I was about to call David Maestas the most “western” artist here, meaning closest to mainstream European–American tradition. But Maestas is a real westerner, from New Mexico. His statement refers to Abstract–Expressionism, saying he prefers “painting from raw emotion rather than illusion.” But it’s too late to be an Abstract–Expressionist (as he knows) and his abstraction draws on visual memories and impressions in just the way I’ve taken to calling “abstract realism.” Both his large canvases here are landscapes that draw on the vast natural space of the Southwest. Spanish Trail, the more literal, invokes the omnipresent feeling of a great, pre-historic stage on which historical events are forever playing out. On its realistic side, “The Cross and the Sun” uses atmospheric phenomena, like the column, rings, and band created by high altitude ice that pass through or circle the sun and create sundogs. Its more abstract, geometric qualities reverse cause and effect, so that crossing bands generate squares of gold, silver, and copper foil. These metals, while symbolic since the Alchemists, are also key players in a history that stretches from Chile up the West Coast to Alaska, linking indigenous peoples in a drama of spirituality and exploitation.

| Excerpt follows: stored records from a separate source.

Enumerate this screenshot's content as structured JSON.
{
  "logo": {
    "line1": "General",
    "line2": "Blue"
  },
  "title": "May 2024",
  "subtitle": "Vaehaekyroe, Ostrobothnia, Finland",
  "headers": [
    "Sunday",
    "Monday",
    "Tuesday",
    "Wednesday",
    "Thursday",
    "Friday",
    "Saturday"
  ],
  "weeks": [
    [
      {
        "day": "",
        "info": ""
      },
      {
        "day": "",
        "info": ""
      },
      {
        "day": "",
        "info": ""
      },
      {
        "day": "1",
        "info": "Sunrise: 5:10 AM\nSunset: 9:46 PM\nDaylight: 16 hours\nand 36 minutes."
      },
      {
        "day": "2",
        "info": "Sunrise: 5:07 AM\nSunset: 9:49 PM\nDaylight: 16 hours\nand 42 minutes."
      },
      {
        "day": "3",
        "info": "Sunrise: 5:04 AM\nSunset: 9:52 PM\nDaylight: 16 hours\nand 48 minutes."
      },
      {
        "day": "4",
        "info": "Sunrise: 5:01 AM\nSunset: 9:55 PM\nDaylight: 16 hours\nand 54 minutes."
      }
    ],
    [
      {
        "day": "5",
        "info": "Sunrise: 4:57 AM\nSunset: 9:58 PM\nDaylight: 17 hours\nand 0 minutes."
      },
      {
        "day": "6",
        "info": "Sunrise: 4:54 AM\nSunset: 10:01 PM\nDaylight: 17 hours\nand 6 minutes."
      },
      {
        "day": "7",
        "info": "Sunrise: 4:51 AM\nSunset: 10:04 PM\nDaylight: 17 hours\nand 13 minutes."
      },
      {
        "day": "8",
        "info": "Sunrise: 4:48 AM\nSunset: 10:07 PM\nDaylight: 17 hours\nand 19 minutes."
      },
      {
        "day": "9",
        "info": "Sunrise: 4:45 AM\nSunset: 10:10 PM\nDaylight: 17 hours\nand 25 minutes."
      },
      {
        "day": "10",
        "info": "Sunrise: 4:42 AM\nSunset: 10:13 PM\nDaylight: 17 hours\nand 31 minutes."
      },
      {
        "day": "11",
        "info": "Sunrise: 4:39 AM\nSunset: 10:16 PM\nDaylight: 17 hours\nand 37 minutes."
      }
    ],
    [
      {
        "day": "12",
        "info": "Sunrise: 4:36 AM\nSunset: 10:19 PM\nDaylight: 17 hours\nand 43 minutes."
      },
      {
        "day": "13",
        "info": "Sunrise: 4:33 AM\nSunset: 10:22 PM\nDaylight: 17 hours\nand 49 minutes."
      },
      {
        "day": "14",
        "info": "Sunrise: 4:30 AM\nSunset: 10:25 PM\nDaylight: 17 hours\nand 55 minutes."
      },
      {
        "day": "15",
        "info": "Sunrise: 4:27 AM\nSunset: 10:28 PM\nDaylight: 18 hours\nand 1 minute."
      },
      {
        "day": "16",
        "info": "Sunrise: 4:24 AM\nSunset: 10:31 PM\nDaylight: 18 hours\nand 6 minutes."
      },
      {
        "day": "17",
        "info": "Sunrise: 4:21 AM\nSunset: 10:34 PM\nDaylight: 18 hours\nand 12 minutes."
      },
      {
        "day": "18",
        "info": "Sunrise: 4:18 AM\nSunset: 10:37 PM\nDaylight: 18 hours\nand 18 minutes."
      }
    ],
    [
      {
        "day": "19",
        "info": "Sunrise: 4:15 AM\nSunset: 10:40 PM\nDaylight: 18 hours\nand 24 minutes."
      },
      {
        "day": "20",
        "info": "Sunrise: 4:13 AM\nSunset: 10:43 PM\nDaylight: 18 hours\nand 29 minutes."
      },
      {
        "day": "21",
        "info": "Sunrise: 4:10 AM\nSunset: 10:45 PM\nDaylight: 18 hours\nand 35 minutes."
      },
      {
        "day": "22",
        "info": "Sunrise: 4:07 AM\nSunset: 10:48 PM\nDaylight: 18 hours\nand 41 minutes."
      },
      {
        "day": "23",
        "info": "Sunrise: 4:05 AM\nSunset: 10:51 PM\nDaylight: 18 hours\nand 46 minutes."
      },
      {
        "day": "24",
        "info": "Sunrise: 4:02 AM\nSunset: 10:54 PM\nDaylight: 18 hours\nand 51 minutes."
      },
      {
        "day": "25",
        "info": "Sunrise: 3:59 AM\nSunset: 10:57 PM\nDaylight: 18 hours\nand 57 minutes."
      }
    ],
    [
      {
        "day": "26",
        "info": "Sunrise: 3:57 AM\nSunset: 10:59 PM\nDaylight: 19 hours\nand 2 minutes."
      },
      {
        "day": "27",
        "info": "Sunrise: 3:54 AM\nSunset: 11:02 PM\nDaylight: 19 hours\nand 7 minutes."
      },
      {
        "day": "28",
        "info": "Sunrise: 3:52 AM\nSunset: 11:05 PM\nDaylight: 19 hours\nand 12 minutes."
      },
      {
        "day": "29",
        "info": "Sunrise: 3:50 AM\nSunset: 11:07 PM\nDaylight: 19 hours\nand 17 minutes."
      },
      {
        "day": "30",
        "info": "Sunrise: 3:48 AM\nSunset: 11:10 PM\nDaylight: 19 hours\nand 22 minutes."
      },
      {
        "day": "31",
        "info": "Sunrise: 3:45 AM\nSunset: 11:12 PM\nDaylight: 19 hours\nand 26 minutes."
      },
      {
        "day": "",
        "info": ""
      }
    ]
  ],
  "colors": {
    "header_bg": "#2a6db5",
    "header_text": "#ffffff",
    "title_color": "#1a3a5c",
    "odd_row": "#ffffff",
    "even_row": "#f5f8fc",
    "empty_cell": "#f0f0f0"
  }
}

Ruby Chacon, a prime mover of this exhibit and its accompanying events, would be offended if viewers ignored the students who hang alongside the professional artists and represent the future. Take Elizabeth Kim, whose portrait of Chávez took Grand Prize at the high school level. Kim places a photo of Chávez in an ornamental frame that also makes him the core of the earth: a seed from which grows a tree-like vine that spreads overhead, protecting and uniting the people who tend and celebrate it. The ground they stand on, in turn, is a checkerboard, invoking the look of crops, but also continuing the theme of interaction between indispensable partners: we care for that and those that feed us; we are all equal in the grand scheme; some truths are still self-evident. It’s an ideal that César Chávez lived and fought for, and if it remains an incompletely realized dream, so long as it lives in the hearts of artists and children, it is not lost.